Design/methodology/approach
Three experiments examine the impact of encoding conditions on composite construction and presentation of composites at the evaluation stage.
Findings
The work revealed that while standard full-face composites perform well when all views of the face have been encoded, care should be taken when a person has only seen one view. When a witness has seen a side view of a suspect, a three-quarter-view composite should be constructed. Also, it would be beneficial for a witness to construct two composites of a suspect, one in full-face view and one in a three-quarter-view, particularly when the witness has only encoded one view. No benefit emerged for use of three-quarter-view composites generated automatically.

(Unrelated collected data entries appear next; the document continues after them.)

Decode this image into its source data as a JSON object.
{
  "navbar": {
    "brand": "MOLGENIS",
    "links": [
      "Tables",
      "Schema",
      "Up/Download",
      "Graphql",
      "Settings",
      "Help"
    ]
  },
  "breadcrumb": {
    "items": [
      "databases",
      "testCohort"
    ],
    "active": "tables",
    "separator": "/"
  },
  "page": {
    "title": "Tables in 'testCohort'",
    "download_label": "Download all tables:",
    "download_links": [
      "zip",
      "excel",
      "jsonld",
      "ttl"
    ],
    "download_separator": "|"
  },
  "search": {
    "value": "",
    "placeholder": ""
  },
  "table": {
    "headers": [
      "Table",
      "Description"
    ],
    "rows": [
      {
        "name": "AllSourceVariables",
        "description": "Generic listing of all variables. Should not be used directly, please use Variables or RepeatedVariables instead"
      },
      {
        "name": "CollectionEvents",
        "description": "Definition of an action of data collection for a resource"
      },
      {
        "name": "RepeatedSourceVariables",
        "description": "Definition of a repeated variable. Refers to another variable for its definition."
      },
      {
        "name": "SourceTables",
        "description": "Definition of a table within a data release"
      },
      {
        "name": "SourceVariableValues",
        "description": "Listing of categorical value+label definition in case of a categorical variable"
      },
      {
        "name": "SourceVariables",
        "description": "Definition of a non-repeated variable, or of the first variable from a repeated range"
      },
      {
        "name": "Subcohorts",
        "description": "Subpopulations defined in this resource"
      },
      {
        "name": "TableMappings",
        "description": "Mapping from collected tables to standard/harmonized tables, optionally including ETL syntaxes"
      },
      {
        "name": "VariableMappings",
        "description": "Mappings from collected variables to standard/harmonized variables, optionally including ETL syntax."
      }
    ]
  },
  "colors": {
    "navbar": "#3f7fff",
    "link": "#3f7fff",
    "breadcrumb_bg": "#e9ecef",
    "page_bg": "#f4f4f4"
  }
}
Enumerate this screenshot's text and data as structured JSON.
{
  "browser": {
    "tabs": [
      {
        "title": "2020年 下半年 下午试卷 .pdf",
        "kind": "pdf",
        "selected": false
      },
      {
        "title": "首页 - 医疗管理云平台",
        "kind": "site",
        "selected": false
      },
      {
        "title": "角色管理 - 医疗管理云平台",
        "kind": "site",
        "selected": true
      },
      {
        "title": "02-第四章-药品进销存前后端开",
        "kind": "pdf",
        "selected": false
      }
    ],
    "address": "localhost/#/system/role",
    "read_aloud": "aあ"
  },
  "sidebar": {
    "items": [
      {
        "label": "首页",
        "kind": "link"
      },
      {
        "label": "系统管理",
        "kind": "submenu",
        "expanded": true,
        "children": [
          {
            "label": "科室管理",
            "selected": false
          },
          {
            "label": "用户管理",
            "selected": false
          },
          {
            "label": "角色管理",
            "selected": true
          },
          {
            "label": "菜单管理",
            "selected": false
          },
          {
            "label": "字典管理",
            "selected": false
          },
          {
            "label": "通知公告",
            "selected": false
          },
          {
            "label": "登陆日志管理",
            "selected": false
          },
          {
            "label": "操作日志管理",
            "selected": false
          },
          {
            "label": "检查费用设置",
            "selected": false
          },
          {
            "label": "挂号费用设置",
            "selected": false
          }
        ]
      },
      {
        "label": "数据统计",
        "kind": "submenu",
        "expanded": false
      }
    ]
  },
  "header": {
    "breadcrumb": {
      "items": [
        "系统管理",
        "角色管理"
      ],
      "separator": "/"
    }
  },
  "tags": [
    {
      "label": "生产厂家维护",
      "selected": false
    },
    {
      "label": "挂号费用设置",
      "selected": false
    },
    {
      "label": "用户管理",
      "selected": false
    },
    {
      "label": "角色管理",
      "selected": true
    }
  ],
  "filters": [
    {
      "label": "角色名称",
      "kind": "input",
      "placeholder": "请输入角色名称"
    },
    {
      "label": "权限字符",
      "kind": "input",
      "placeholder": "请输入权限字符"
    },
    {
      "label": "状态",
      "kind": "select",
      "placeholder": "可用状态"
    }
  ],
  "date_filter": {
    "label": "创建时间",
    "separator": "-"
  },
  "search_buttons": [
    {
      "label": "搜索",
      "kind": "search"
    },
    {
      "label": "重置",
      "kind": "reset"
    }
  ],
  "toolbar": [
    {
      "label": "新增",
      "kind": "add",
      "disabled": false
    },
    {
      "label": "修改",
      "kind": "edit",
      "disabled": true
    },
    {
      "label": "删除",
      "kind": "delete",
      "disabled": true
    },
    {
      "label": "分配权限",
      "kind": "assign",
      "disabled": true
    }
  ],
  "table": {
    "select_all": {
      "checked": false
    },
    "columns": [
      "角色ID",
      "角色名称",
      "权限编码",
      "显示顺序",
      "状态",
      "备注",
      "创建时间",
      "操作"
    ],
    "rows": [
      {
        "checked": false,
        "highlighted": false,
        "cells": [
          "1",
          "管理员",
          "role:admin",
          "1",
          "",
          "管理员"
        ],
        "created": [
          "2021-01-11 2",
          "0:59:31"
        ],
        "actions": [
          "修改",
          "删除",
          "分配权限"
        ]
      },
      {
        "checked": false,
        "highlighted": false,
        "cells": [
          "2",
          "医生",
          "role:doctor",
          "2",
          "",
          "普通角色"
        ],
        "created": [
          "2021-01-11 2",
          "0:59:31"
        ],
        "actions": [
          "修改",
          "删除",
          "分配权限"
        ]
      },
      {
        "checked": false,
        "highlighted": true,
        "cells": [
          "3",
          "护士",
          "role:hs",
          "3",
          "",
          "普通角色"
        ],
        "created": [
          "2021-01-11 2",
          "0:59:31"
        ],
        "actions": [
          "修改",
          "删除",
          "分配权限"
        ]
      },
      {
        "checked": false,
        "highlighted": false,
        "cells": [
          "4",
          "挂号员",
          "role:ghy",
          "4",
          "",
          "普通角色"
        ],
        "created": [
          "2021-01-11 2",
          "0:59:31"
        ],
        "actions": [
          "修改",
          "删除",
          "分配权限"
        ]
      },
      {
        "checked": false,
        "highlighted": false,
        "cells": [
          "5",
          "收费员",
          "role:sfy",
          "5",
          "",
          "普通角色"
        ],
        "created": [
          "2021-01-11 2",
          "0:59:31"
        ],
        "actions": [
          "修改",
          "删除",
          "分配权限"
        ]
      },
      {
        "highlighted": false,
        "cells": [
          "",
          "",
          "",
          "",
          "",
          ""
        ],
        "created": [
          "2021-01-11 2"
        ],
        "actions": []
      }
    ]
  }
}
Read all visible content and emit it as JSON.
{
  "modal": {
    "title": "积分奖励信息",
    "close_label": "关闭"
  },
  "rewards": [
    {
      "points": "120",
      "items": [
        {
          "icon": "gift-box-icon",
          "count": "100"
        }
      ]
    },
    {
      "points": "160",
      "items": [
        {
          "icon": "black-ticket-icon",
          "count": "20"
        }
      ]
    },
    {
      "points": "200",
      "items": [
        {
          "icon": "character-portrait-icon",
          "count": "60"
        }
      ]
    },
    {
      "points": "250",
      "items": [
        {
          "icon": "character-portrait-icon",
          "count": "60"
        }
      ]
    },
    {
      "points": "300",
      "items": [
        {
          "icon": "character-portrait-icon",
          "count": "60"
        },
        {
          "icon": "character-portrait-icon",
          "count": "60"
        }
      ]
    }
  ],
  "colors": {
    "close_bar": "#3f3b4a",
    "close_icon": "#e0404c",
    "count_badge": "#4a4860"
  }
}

Research limitations/implications
This is the first study to examine viewpoint in facial composite construction. While a great deal of research has examined viewpoint dependency in face recognition tasks, composite construction is a reconstruction task involving both recall and recognition. The results indicate that there is a viewpoint effect that is similar to that described in the recognition literature. However, more research is needed in this area.
Practical implications
The practical implications of this research are that it is extremely important for facial composite operators in the field (police operators) to know who will make a good likeness of the target. Research such as this which examines real-life issues is incredibly important. This research shows that if a witness has seen all views of a perpetrator’s face then standard composite construction using a full-face view will work well. However, if they have only seen a single view then it will not.
Social implications
There are obvious wider societal implications for any research which deals with eyewitness memory and the potential identification of perpetrators.
Originality/value
No research to date has formally examined the impact of viewpoint in facial-composite construction.